Handling pagination (continuation tokens)

The pagination model is simple. The first call returns up to 100 videos plus a continuation token. You pass that token back to get the next 100. The server returns has_more: false when there is nothing left.

You do not need to track page numbers. You do not need to compute offsets. The token encodes everything.

Three things will trip you up if you skip them:

  • Forgetting to URL-encode the token (it contains = and + characters).
  • Stopping on an empty videos array instead of has_more: false. A page can legally come back empty if filtered.
  • Caching the first response and re-replaying it. Continuation tokens are not stable across days.

For a 5,000-video playlist that is 50 pages, 50 credits, maybe 5 seconds of wall time. The listing pass is never your bottleneck.

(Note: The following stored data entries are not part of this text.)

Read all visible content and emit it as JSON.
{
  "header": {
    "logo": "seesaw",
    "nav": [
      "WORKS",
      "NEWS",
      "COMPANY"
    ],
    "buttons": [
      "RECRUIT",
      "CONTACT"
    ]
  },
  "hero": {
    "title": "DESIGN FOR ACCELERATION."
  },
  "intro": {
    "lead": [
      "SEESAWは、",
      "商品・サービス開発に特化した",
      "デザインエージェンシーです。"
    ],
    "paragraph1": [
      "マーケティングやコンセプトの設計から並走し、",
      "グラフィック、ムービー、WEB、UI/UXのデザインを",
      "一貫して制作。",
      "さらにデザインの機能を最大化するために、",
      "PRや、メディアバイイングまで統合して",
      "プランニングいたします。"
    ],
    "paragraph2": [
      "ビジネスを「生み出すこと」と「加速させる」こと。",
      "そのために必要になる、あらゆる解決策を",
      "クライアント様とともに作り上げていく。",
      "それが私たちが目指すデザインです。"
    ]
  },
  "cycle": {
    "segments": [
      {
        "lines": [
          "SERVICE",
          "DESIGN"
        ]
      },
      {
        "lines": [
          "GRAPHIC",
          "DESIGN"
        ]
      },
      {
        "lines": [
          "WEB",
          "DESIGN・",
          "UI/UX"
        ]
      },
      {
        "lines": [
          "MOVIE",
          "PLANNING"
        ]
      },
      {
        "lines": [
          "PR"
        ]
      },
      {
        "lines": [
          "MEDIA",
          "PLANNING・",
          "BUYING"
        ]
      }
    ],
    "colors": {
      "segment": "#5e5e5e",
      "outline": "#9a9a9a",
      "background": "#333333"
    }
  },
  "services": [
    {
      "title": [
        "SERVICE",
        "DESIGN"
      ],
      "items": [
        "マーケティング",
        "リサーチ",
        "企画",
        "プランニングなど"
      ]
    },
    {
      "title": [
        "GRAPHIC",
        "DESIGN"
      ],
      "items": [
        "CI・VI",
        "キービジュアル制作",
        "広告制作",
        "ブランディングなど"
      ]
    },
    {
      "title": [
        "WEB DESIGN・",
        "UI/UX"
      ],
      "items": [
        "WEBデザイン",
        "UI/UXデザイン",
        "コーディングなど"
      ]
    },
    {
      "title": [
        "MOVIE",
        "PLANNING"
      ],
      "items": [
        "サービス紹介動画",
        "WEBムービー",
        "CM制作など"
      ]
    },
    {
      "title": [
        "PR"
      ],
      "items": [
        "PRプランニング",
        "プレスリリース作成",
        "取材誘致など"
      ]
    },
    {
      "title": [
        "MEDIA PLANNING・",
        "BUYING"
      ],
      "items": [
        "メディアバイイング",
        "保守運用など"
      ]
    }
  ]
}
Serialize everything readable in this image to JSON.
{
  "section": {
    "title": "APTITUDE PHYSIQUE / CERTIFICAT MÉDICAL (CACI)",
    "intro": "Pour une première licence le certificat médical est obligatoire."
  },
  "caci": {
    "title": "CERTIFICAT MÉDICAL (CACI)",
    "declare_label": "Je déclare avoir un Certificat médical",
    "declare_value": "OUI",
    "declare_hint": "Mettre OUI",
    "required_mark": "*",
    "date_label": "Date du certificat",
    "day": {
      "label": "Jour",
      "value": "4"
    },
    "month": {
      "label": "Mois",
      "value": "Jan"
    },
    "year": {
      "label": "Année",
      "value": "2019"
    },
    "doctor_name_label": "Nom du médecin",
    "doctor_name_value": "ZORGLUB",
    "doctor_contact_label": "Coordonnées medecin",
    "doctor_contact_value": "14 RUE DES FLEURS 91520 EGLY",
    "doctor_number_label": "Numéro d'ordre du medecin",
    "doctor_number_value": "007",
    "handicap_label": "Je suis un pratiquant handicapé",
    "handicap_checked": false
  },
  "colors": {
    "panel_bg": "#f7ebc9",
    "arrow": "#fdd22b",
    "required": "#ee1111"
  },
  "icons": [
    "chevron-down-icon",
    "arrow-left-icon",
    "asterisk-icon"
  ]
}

Handling rate limits and retries

Here is where bulk jobs go sideways. You launch 50 parallel requests, hit 429, panic, and your whole script dies.

The fix is two lines of logic:

  1. On 429 Too Many Requests, read the Retry-After header and sleep that many seconds.
  2. On 5xx, retry with exponential backoff (1s, 2s, 4s).

The code samples above already do this. The thing most people miss: do not retry on 4xx responses other than 429. A 404 means the video is gone or private. A 422 means your URL is malformed. Retrying makes both worse.

Sound familiar? I have watched a teammate burn 4,000 credits retrying the same dead videos in a tight loop. The cap is your friend.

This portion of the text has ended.